The World Bank has removed its target of directing 45 percent of its financing to climate-related projects, marking a policy shift that is raising concerns among development experts and environmental groups about the future of climate finance for Africa.
The decision comes as the bank’s five-year Climate Change Action Plan reaches its conclusion after surpassing its financing goal. During the 2024 financial year, the institution committed approximately US$51 billion, about 48 percent of its total lending, to projects with climate-related benefits. More than one-third of that funding went to African countries, supporting investments in renewable energy, climate adaptation, water security and resilient transport infrastructure.
The removal of the formal target follows months of discussions among the bank’s shareholders. Reports indicate that the United States, the institution’s largest shareholder, pushed for greater flexibility in lending priorities, while several European countries and developing nations favoured retaining the benchmark. Although the numerical target has been dropped, the World Bank says its climate agenda will continue without a fixed deadline.
In a message to staff, World Bank President Ajay Banga said climate considerations would remain embedded across the institution’s operations, stressing that lending decisions would be guided by the development priorities of client countries rather than predetermined funding quotas.
The policy also signals a broader shift in how the bank intends to assess its climate performance. Speaking at the Hamburg Sustainability Conference, World Bank Managing Director Paschal Donohoe said future reporting would focus more on the measurable impact of climate investments than on the percentage of financing allocated to climate projects.
According to Donohoe, measuring success through development outcomes rather than spending levels provides a more meaningful assessment of climate interventions. The bank argues that climate action is now integrated across its operations, making standalone financing targets less relevant to its long-term strategy.
The move, however, has drawn criticism from development organisations, which argue that clear financing targets are essential for maintaining accountability and ensuring continued investment in climate adaptation, particularly in low-income countries.
Selma Huart, advocacy officer at Oxfam, warned that eliminating the benchmark could weaken oversight and reduce the prominence of climate adaptation within future lending programmes. She said the absence of a clear quantitative commitment creates uncertainty over whether funding for climate-vulnerable countries will be sustained as competing development priorities place increasing pressure on multilateral resources.
For Africa, the implications extend well beyond environmental policy. Climate finance has become a critical source of investment for strengthening economic resilience, improving infrastructure and supporting fiscal stability. International financial institutions estimate that African countries require substantial funding to respond to increasingly frequent droughts, floods, heatwaves and other climate-related shocks that continue to disrupt agriculture, energy production, transport networks and public health systems.
Many African governments have integrated climate adaptation into their national development strategies, recognising that environmental risks increasingly threaten macroeconomic stability and long-term economic growth. Multilateral climate finance plays an important role in reducing investment risks while enabling governments to fund large-scale infrastructure projects that would otherwise remain beyond domestic budgetary capacity.

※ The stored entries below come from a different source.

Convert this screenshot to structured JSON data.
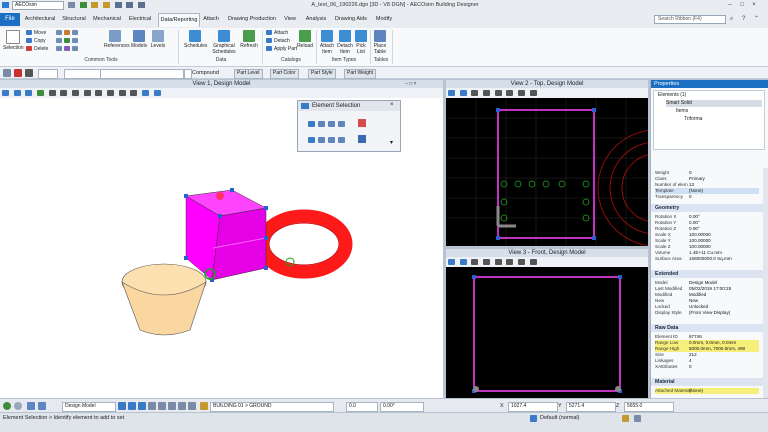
{
  "app": {
    "workspace": "AECOsim",
    "window_title": "A_test_06_190226.dgn [3D - V8 DGN] - AECOsim Building Designer"
  },
  "ribbon_tabs": [
    "File",
    "Architectural",
    "Structural",
    "Mechanical",
    "Electrical",
    "Data/Reporting",
    "Attach",
    "Drawing Production",
    "View",
    "Analysis",
    "Drawing Aids",
    "Modify"
  ],
  "active_tab": "Data/Reporting",
  "search_placeholder": "Search Ribbon (F4)",
  "ribbon": {
    "selection": "Selection",
    "move": "Move",
    "copy": "Copy",
    "delete": "Delete",
    "references": "References",
    "models": "Models",
    "levels": "Levels",
    "common_tools": "Common Tools",
    "schedules": "Schedules",
    "graphical_schedules": "Graphical Schedules",
    "refresh": "Refresh",
    "data": "Data",
    "attach": "Attach",
    "detach": "Detach",
    "apply_part": "Apply Part",
    "reload": "Reload",
    "catalogs": "Catalogs",
    "attach_item": "Attach Item",
    "detach_item": "Detach Item",
    "pick_list": "Pick List",
    "item_types": "Item Types",
    "place_table": "Place Table",
    "tables": "Tables"
  },
  "attr_toolbar": {
    "compound": "Compound",
    "part_level": "Part Level",
    "part_color": "Part Color",
    "part_style": "Part Style",
    "part_weight": "Part Weight"
  },
  "views": {
    "v1": "View 1, Design Model",
    "v2": "View 2 - Top, Design Model",
    "v3": "View 3 - Front, Design Model"
  },
  "element_selection": {
    "title": "Element Selection"
  },
  "properties": {
    "title": "Properties",
    "tree": [
      "Elements (1)",
      "Smart Solid",
      "Items",
      "Triforma"
    ],
    "top_rows": [
      {
        "k": "Weight",
        "v": "0"
      },
      {
        "k": "Class",
        "v": "Primary"
      },
      {
        "k": "Number of elem",
        "v": "13"
      },
      {
        "k": "Template",
        "v": "(None)"
      },
      {
        "k": "Transparency",
        "v": "0"
      }
    ],
    "geometry": {
      "title": "Geometry",
      "rows": [
        {
          "k": "Rotation X",
          "v": "0.00°"
        },
        {
          "k": "Rotation Y",
          "v": "0.00°"
        },
        {
          "k": "Rotation Z",
          "v": "0.00°"
        },
        {
          "k": "Scale X",
          "v": "100.00000"
        },
        {
          "k": "Scale Y",
          "v": "100.00000"
        },
        {
          "k": "Scale Z",
          "v": "100.00000"
        },
        {
          "k": "Volume",
          "v": "1.4E+11 Cu.mm"
        },
        {
          "k": "Surface Area",
          "v": "166000000.0 Sq.mm"
        }
      ]
    },
    "extended": {
      "title": "Extended",
      "rows": [
        {
          "k": "Model",
          "v": "Design Model"
        },
        {
          "k": "Last Modified",
          "v": "05/02/2019 17:00:25"
        },
        {
          "k": "Modified",
          "v": "Modified"
        },
        {
          "k": "New",
          "v": "New"
        },
        {
          "k": "Locked",
          "v": "Unlocked"
        },
        {
          "k": "Display Style",
          "v": "(From View Display)"
        }
      ]
    },
    "raw_data": {
      "title": "Raw Data",
      "rows": [
        {
          "k": "Element ID",
          "v": "67746"
        },
        {
          "k": "Range Low",
          "v": "0.0mm, 0.0mm, 0.0mm"
        },
        {
          "k": "Range High",
          "v": "5000.0mm, 7000.0mm, 490"
        },
        {
          "k": "Size",
          "v": "212"
        },
        {
          "k": "Linkages",
          "v": "4"
        },
        {
          "k": "XAttributes",
          "v": "0"
        }
      ]
    },
    "material": {
      "title": "Material",
      "rows": [
        {
          "k": "Attached Material",
          "v": "(None)"
        }
      ]
    }
  },
  "bottom_bar": {
    "model": "Design Model",
    "level": "BUILDING 01 > GROUND",
    "val1": "0.0",
    "angle": "0.00°",
    "x": "1027.4",
    "y": "5271.4",
    "z": "5655.0"
  },
  "status": {
    "message": "Element Selection > Identify element to add to set",
    "display": "Default (normal)"
  },
  "colors": {
    "accent": "#1a6fc2",
    "cube": "#ff00ff",
    "torus": "#ff1a1a",
    "cone": "#fde0b0"
  }
}
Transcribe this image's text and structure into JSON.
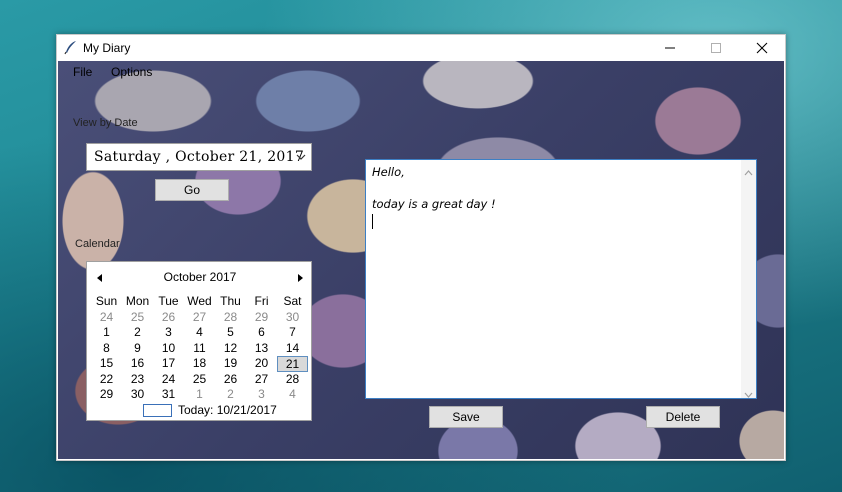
{
  "window": {
    "title": "My Diary",
    "icon": "feather-pen-icon"
  },
  "menu": {
    "file": "File",
    "options": "Options"
  },
  "labels": {
    "view_by_date": "View by Date",
    "calendar": "Calendar"
  },
  "date_picker": {
    "value": "Saturday , October 21, 2017"
  },
  "buttons": {
    "go": "Go",
    "save": "Save",
    "delete": "Delete"
  },
  "calendar": {
    "month_label": "October 2017",
    "weekdays": [
      "Sun",
      "Mon",
      "Tue",
      "Wed",
      "Thu",
      "Fri",
      "Sat"
    ],
    "weeks": [
      [
        "24",
        "25",
        "26",
        "27",
        "28",
        "29",
        "30"
      ],
      [
        "1",
        "2",
        "3",
        "4",
        "5",
        "6",
        "7"
      ],
      [
        "8",
        "9",
        "10",
        "11",
        "12",
        "13",
        "14"
      ],
      [
        "15",
        "16",
        "17",
        "18",
        "19",
        "20",
        "21"
      ],
      [
        "22",
        "23",
        "24",
        "25",
        "26",
        "27",
        "28"
      ],
      [
        "29",
        "30",
        "31",
        "1",
        "2",
        "3",
        "4"
      ]
    ],
    "selected_day": "21",
    "today_label": "Today: 10/21/2017"
  },
  "editor": {
    "lines": [
      "Hello,",
      "",
      "today is a great day !"
    ]
  },
  "colors": {
    "accent": "#3c7fc4",
    "desktop": "#1f8894"
  }
}
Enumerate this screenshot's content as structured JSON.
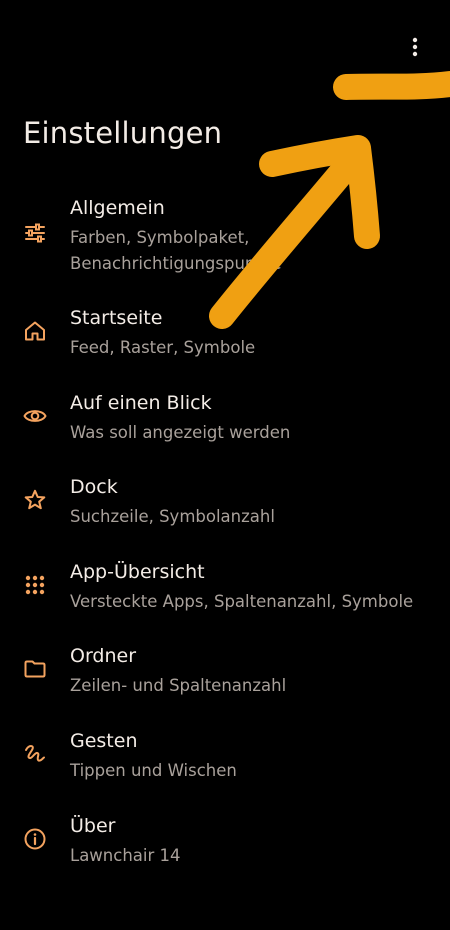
{
  "header": {
    "title": "Einstellungen",
    "menu_icon": "more-vert-icon"
  },
  "colors": {
    "background": "#000000",
    "accent": "#f4a35f",
    "text_primary": "#f3ece6",
    "text_secondary": "#a9a19b",
    "annotation_arrow": "#f0a012"
  },
  "items": [
    {
      "label": "Allgemein",
      "sub_line1": "Farben, Symbolpaket,",
      "sub_line2": "Benachrichtigungspunkte",
      "icon": "tune-sliders-icon"
    },
    {
      "label": "Startseite",
      "sub": "Feed, Raster, Symbole",
      "icon": "home-icon"
    },
    {
      "label": "Auf einen Blick",
      "sub": "Was soll angezeigt werden",
      "icon": "eye-icon"
    },
    {
      "label": "Dock",
      "sub": "Suchzeile, Symbolanzahl",
      "icon": "star-icon"
    },
    {
      "label": "App-Übersicht",
      "sub": "Versteckte Apps, Spaltenanzahl, Symbole",
      "icon": "app-grid-icon"
    },
    {
      "label": "Ordner",
      "sub": "Zeilen- und Spaltenanzahl",
      "icon": "folder-icon"
    },
    {
      "label": "Gesten",
      "sub": "Tippen und Wischen",
      "icon": "gesture-icon"
    },
    {
      "label": "Über",
      "sub": "Lawnchair 14",
      "icon": "info-icon"
    }
  ]
}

In recent years, the World Bank has been one of Africa’s largest providers of climate-related development finance. Its investments have supported renewable energy generation, resilient transport systems, irrigation schemes and water security projects in countries including Madagascar, Tanzania and Niger, helping reduce climate vulnerability while improving productivity, expanding public services and creating economic opportunities.
The bank’s revised approach reflects a broader debate within the international development finance community over how climate finance should be measured. While some policymakers argue that focusing solely on spending targets risks prioritising the volume of funding over its effectiveness, others maintain that clear financial commitments remain essential for sustaining political momentum and providing predictable support to vulnerable economies.
The policy change comes as African countries prepare more ambitious Nationally Determined Contributions (NDCs) under the Paris Agreement while grappling with rising debt levels, constrained fiscal space and growing investment needs. International estimates suggest the continent faces an annual climate financing gap worth tens of billions of dollars, particularly for adaptation projects that deliver significant public benefits but often generate limited commercial returns.
Although the World Bank insists climate considerations will remain central to its lending strategy, the removal of a formal financing target places greater emphasis on project quality, implementation and measurable development outcomes.
For African governments, securing reliable climate finance will remain critical to achieving development goals that increasingly depend on resilient infrastructure, sustainable energy systems and effective climate adaptation. As climate risks intensify across the continent, the scale and effectiveness of multilateral financing will continue to play a decisive role in protecting economic growth, strengthening public finances and building long-term resilience.